Synchron: Leading in clinical trials and medical research services

Synchron is one of the leading organisations in the field of contract research in India. The company aims to meet the specific needs of the clients in clinical registration of new pharmaceutical products and medical devices, from phase I to phase IV clinical trials, strictly adhering to ICH and GCP guidelines. Its research services include bioavailability and bioequivalence, pharmacokinetic and pharmacodynamic studies, dermatopharmacokinetic studies, statistical analysis, data management and pharmacovigilance.

The company offers competitive and high quality clinical trial services to domestic and international pharmaceutical and bio-pharmaceutical companies. Synchron has a wealth of expertise in clinical trial management, pharmacokinetics, data management and statistics (SAS, SAS programming, MedDRA, WHO Dictionary, Oracle), bio-analysis, and pharmacovigilance.

Clinical trial and research services

Pharmacokinetic and pharmacodynamic analysis: Synchron provides an entire spectrum of clinical trial and research services like pharmacokinetic and pharmacodynamic analysis, clinical trial data management, bioavailability and bio-equivalence.

Clinical facility for BA and BE studies

Synchron’s clinical facility (for BA and BE studies) is a 60-bedded state-of-the-art clinical unit based at Ahmedabad with adequate recreation and dining facility for participating volunteers. The bio-analytical facility is equipped with HPLC and LC MS/MS for method development and validation.

The data management facility is equipped with SAS Tools-SAS and EIS, SAS and STAT, SAS and AF, SAS and Graph, and Base SAS MedDRA, WHO Dictionary and Kinetica (Innaphase USA), for pharmacokinetic data modelling.

Analytical laboratory for bioavailability and bio-equivalence studies: Synchron’s Ahmedabad branch has an in-house analytical laboratory equipped with HPLC and LC MS/MS, thus looking after entire bioavailability and bio-equivalence studies. Synchron has many validated bioanalytical methods and our experienced bio-analysis team can rapidly assay the samples for pharmacokinetic evaluation of compounds in various biological matrices. The team at Synchron is experienced in conducting BA and BE studies in almost all the therapeutic areas.
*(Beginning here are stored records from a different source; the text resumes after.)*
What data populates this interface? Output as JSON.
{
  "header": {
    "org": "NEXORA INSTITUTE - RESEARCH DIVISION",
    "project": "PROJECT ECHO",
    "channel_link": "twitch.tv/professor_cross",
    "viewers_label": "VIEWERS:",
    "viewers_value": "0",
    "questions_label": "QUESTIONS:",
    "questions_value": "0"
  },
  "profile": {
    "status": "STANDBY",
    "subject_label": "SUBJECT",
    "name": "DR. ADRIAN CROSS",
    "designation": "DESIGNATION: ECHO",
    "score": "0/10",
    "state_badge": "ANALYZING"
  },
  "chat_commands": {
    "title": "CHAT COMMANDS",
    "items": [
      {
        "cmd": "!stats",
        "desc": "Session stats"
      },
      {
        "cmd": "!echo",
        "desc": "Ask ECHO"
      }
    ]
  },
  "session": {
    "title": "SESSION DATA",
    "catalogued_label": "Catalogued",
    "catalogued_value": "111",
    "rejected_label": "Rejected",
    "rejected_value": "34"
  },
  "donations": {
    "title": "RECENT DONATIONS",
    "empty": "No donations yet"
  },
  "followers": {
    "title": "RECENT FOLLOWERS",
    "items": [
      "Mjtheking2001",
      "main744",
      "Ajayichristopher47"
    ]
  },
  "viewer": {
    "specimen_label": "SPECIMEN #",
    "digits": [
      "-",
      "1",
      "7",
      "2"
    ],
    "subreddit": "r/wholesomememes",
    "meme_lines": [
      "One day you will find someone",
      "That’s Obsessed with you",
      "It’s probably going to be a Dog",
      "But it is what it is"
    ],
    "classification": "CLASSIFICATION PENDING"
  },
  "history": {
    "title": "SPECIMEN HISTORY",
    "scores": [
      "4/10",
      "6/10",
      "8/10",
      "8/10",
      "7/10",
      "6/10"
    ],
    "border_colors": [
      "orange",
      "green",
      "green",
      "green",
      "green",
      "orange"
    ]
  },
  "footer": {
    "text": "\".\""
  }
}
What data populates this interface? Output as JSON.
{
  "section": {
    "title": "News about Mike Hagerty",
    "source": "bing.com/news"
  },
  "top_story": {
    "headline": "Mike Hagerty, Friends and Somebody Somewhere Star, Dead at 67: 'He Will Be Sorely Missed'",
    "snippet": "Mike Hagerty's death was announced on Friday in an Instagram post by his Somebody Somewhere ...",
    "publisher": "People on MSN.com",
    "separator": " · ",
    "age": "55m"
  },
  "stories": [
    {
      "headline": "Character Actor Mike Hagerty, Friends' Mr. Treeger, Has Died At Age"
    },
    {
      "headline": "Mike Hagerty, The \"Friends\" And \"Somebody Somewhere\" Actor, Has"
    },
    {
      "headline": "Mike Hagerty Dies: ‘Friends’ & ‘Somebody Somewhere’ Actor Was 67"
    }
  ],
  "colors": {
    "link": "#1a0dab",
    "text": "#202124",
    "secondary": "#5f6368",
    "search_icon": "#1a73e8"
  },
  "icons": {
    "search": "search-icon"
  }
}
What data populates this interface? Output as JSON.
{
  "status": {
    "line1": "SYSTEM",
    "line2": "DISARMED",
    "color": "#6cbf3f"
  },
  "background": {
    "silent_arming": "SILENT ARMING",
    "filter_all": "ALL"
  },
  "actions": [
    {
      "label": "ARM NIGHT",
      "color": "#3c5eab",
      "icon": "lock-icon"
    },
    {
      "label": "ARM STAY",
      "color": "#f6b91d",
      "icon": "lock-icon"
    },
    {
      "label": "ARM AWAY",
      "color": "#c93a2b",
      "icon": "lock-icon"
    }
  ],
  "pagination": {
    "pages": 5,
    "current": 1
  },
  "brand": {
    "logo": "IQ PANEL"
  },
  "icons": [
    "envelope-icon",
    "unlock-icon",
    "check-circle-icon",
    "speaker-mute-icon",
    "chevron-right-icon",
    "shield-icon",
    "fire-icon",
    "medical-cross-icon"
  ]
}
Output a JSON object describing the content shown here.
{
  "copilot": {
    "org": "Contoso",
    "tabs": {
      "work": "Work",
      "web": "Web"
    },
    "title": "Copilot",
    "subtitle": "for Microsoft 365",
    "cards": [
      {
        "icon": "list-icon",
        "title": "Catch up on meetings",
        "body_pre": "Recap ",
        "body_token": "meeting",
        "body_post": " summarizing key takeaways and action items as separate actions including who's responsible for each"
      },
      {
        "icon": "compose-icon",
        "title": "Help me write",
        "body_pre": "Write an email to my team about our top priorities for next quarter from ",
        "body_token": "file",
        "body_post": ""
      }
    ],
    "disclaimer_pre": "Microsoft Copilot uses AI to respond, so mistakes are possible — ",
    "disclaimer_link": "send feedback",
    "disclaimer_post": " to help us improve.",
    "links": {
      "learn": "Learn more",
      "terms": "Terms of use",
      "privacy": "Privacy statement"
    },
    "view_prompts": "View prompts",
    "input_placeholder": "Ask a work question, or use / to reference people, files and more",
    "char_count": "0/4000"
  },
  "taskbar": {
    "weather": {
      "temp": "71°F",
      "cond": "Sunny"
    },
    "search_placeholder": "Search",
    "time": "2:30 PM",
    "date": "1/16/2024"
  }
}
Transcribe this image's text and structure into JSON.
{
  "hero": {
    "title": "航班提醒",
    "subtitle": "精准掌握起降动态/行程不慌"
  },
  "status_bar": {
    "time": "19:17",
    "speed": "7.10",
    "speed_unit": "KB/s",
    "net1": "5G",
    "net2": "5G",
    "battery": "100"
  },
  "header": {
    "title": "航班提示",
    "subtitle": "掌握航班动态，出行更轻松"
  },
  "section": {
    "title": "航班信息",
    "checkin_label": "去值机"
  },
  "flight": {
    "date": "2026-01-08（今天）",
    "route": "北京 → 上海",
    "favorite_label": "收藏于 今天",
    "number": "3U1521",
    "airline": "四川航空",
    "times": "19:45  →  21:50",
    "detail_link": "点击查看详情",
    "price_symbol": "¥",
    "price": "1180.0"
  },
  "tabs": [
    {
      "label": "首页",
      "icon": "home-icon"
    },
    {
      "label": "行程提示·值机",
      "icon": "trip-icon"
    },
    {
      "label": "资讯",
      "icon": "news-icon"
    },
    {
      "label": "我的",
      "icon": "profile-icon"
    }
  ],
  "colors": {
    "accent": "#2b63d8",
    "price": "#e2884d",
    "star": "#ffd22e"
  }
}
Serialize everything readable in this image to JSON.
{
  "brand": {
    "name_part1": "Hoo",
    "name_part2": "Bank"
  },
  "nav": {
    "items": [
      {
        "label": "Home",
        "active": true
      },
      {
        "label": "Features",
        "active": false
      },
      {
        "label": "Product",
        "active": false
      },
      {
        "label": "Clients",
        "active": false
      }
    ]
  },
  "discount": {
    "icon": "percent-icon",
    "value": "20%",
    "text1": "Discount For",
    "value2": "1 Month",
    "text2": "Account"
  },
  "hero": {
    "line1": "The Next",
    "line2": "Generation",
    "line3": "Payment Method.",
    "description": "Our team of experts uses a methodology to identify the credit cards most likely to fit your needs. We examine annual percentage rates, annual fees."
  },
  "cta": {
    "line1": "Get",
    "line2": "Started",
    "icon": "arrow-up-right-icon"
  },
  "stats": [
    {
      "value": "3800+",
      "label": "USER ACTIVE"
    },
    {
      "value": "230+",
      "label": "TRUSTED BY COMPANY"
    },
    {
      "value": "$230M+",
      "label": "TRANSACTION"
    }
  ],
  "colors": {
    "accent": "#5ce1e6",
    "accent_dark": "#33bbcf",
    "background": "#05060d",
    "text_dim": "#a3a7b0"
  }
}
BA and BE studies are prepared for both generic and innovative companies. This full service covers study design, protocol writing, CRF design, Ethics committee review, Selection of subjects, bioassay of drug and metabolite, pharmacokinetic and statistical data evaluations, reporting of study results and archiving of all study related data.

Phase II to phase IV clinical studies and data management

The Bangalore office caters to phase II to phase IV clinical studies and data management. The GCP trained personnel are competent to carry out the above functions that meet the International standards. All the project management activities are carried out in compliance with ICH and GCP guidelines. Synchron functions with a set of detailed Standard Operating Procedures (SOP) for all phase I-IV clinical trials and data management activities. Data management operations are completely validated as per the regulatory requirements.